陆闲疑惑:“署名就够了?”
“对!”
裴谙掷地有声地讲完这一个字,又微皱着眉头,压低了语调,手掌轻拍桌面,模仿着领导发怒:“和华尤天树有业务往来的工作室居然是挂空档的,院里都是怎么干活的?还敢资金挪用!简直无法无天!”
陆闲瞥了一眼电脑,手肘撑着桌面,微向她倾身,又摆出那副讨价还价的姿态:“你得知道,没这花里胡哨的玩意儿,我照样能拿下竞标。”
裴谙的心脏一紧。
果然,下一秒,他笑着问:“我有什么好处?”
那语调是一贯的轻浮。
两人盘腿坐在榻榻米上,各坐方桌一边。桌上摆满色调清雅的小瓷盘,中间一只褐色花瓶中立着几支荷花,粉白花瓣羞怯地依偎在一起。
裴谙清清嗓子,客气道:“陆总修桥铺路积大德,就当顺手再帮我个小忙。”
陆闲眉梢微挑:“我明确告诉过你,我是个坏人。”
“坏人也会做点好事的。”
“是吗?我怎么不知道?”
“比如,明明能捡尸,你却选择了赶尸。”
陆闲低声笑了几声:“不赶不行啊,毕竟尸都要奸我了。”
“……”
某些不清晰的碎片霎时闪过眼前:降下挡板的宾利车后座昏暗摇晃,她好不容易勾着他的脖子,让他压下来,又嫌他的身体太沉,非要翻身压到他身上去……
不知是被记忆唤醒的,还是被他的话语撩拨的,裴谙只觉神经末梢蹿起一股过电般的躁动,唇舌无比干渴,本能去抓茶杯,又意识到喝水的动作掩饰意味过强,只好僵坐不动,唯有细白的手指微微一颤。
从庭院中传来的虫鸣声长长短短,衬得四周宁静无比,偶有人从包厢外的走廊上经过,木屐踩过地板的踏踏声近而又远。
陆闲略微靠近一些,嗓音沉哑:“喝断片了,什么都不记得了?”
裴谙果断摇头:“不记得了。”
陆闲惊奇:“不记得了?那不应该指责我撒谎,信誓旦旦地保证你绝不可能奸|我吗?”
裴谙:“………………”
坑已经掉里了,再怎么解释,都不如直接结束话题。
她给陆闲斟了杯茶,脊背挺得笔直,痛快地说:“一顿饭就请陆总帮忙,的确太没诚意了,十顿怎么样?”
“十顿……?”
陆闲似乎认为这个提议很有意思。
他的桃花眼细长上翘,看人的目光总是含情脉脉的,或许是昏暗的光线问题,又可能是角度有异,此刻神情不止于轻浮,更是赤裸裸的坏。
他问:“‘撩你’是怎么定义来着?”
“什么撩……”
裴谙想起来了。
他陪她打车那天,她问他是不是在撩她,进一步定义为想和她聊天,散步,吃饭,牵手,拥抱,接吻……和睡觉。

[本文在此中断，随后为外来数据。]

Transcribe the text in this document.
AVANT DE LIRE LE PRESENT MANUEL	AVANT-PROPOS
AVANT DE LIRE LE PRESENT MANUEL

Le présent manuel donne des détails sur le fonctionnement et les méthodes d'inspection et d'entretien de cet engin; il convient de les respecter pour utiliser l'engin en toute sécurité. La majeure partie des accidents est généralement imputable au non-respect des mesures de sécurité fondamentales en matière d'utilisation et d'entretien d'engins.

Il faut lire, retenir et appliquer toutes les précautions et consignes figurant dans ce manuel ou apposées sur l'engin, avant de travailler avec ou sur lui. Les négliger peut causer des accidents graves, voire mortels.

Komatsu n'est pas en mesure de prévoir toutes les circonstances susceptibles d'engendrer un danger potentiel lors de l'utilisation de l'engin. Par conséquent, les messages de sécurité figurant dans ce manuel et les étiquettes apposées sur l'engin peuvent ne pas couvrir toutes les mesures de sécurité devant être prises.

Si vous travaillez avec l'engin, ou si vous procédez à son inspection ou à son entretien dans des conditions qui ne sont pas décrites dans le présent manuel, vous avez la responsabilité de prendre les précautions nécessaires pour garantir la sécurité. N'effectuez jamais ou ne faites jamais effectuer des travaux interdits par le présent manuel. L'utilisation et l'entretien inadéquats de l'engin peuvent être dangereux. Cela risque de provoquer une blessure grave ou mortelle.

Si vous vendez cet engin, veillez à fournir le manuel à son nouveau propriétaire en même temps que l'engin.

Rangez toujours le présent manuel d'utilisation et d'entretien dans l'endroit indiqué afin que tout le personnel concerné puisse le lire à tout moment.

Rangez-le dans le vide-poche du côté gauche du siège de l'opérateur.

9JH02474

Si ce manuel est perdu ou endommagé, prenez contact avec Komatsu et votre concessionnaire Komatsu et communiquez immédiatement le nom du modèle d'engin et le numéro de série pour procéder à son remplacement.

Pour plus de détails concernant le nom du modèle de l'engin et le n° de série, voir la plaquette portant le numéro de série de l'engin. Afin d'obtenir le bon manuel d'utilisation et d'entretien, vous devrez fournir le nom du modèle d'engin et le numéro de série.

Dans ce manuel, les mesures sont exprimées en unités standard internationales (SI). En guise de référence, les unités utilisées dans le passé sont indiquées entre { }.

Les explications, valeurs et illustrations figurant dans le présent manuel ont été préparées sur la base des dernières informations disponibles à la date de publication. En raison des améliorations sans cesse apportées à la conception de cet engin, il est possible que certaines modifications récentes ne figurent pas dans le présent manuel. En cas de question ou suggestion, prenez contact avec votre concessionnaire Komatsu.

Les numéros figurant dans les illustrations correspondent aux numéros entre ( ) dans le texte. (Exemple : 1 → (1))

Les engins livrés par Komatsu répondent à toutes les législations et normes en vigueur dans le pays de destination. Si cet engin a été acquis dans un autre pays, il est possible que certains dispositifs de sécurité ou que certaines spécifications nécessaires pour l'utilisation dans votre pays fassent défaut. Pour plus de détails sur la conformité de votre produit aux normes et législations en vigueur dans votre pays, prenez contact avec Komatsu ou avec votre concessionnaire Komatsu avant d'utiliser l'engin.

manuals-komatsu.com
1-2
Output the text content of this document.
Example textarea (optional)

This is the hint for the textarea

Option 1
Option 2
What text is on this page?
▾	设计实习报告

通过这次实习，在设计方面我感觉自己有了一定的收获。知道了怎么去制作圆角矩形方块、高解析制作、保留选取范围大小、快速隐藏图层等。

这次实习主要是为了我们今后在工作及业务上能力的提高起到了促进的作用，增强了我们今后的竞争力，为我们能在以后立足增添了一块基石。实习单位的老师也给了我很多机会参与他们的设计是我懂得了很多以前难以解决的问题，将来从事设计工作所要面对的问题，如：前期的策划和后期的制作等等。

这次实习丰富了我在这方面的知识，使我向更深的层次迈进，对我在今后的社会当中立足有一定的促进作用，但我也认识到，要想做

陆闲单手托腮撑着桌面,目光自上而下地打量她片刻,看她的嘴唇、细白的脖颈、甚至若有所指地滑过她胸前:“十顿饭吃完,该解锁的也都解锁了,反正知道结果了,不如我们省掉过程?”
裴谙搁在桌上的手指不由一缩,下意识抬头去看房间角落。
随即意识到这种高档包厢不会装监控摄像头窥探客人隐私,但紧接着,她脖子仿佛被水泥封死了一动不动,只有眼珠溜溜地往身旁转了下。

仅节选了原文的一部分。